Class of 2024: A Reflection of an Unusual Way to Start University

As we head into reading week, I decided it was time for me to do a bit of reflection. As a freshman, this will be my first ever reading week. Exciting? I've heard good things so yeah, I guess I'm hyped that we get a week off to study and catch up on work.

I am part of the class of 2024 which means I graduated from high school a couple of months ago. No live-in-person graduation. No highly-anticipated-for prom. No final goodbyes to beloved teachers and friends. This was the reality for many grade 12 senior students...including myself.

Okay, backstory time. I remember like it was yesterday. It was Thursday, March 12 and teachers were wishing us a great spring break (I come from a non-semestered high-school by the way), whilst telling us to prepare for our upcoming assignments after the break. I was talking to my friends what their plans for spring break were and realizing how quickly we were approaching the end of our high school careers. I went to work and started doing real estate related things (I'm a receptionist at a brokerage). And then, BAM. A little over 20 minutes after I arrived, I heard the accountant at the office get off the phone and said, "Holy sh*t". Concerned, I asked what happened and that's when she told me that schools across Ontario would be shut down for two additional weeks following spring break. I couldn't believe it.

As the weeks passed by, the Ontario government kept postponing the re-opening date for school. In short, that Thursday was the second-last day I spent in the physical building as an official high school student. School only re-opened in September, but of course I had graduated already by then.

If you had told me a year ago or even in early March that I would not have had graduation, prom or a normal start to my university career, I probably would have laughed out loud, never believing a word. But alas, here we are.

To be honest, it did hurt that many of us didn't get to experience our senior year the way that previous generations had. Shoutout to Ryerson's class of 2020 (and 2021 it looks like) who had a bit of their final semester and convocation ceremony online. My heart goes out to you! 

I came into university knowing for the most part that I wouldn’t have the typical freshman year. No fun-filled orientation week, no getting lost around campus trying to get to class on time, and no meeting new people (live in person at least).

Everything right now is delivered virtual, but it was no different then the second half of senior year back in high school. So for those of you who feel sorry for us freshmen for having our first university classes all virtual, don't feel too bad, many of us are already used to it. The transition for me, wasn't as difficult as I thought it would be which was a good thing.

But while I'm a realist, I don't want to end this reflection on a negative note.

Aside from all the negative parts of not having a typical first year, on the bright side, I don't have to commute an hour and a half to get to campus! Like many of you, I can just roll out of bed two minutes before my lecture and not miss anything! Technology is amazing (if you don't count lousy wi-fi and awkward Zoom breakout room sessions) and asynchronous classes are just wonderful. Unlike in high school, in many of my classes this semester, I don't even need to turn on my camera and my microphone which is truly a relief for a socially awkward being like me. To sum it up, I have a lot more time on my hands compared to if we had been on campus which means watching more episodes of The Good Place on Netflix!

I try not to think about what would have happened had the pandemic never occurred and I admit, it's hard sometimes. There are many instances in the day where I wonder, "What if....?" But I've been making the most of it by joining various clubs and writing for publications (like Her Campus!) and 'putting myself out there' as they say. There's so many opportunities here at Ryerson that suits everyone's liking, it's actually crazy. And a tip for all you freshmen out there like me (or anybody else, really), reach out to older students! I'm in Creative Industries and in my opinion, there are so many awesome people willing to help out if you just ask! 

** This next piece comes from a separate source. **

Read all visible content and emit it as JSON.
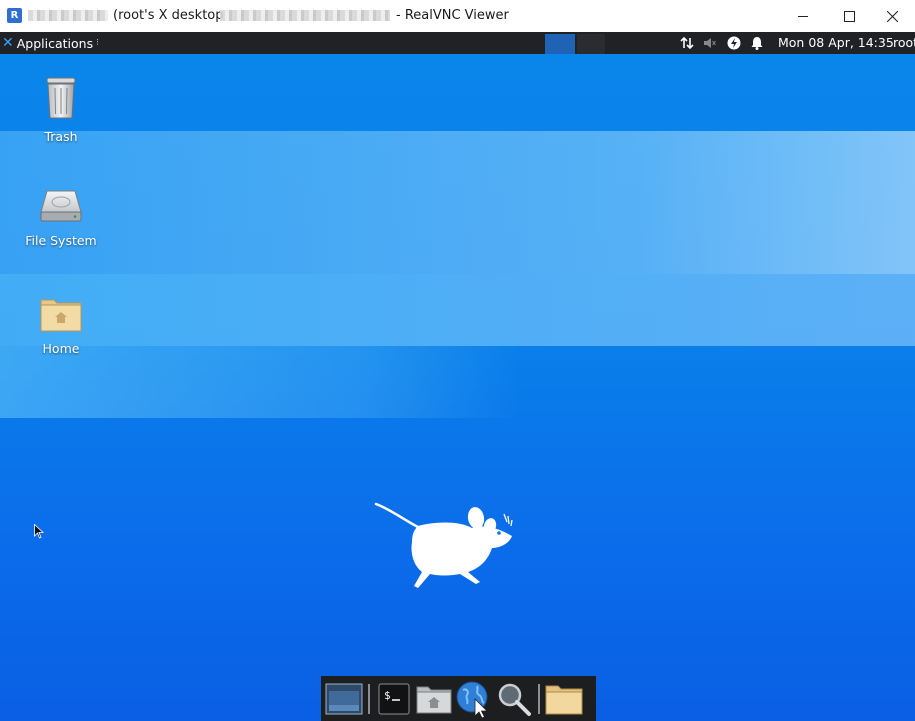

In August, I joined the Tri-Mentoring program and started reaching out to many students in my program and asked them for advice. It was basically cold-emailing to any person who would listen and then give me any suggestion on how to succeed at Ryerson. Side note: the Tri-Mentoring program is a great Ryerson resource that hooks mentees with mentors who are usually in the same program but in upper year. In addition to the supportive community, there are so many other opportunities for further guidance and leadership for those willing to mentor younger students. 

So what am I trying to get at here? Yeah, COVID sucks, but it's out of our control, as in we can't control when it ends. However, at the end of the day, we just got to look at the positive and keep going from here. Go ahead and dwell on the past but eventually, you have to move on and continue to look ahead. Be grateful and make the most of what you've got. I don't want to sound preachy, but it's true. 

Eventually, better days will arrive once this COVID-19 pandemic is over. One day, even if it's a year from now, we'll all return to campus without the need for a mask and social-distancing, but as of now, we must remain diligent and do our best.

Have an awesome rest of your reading week!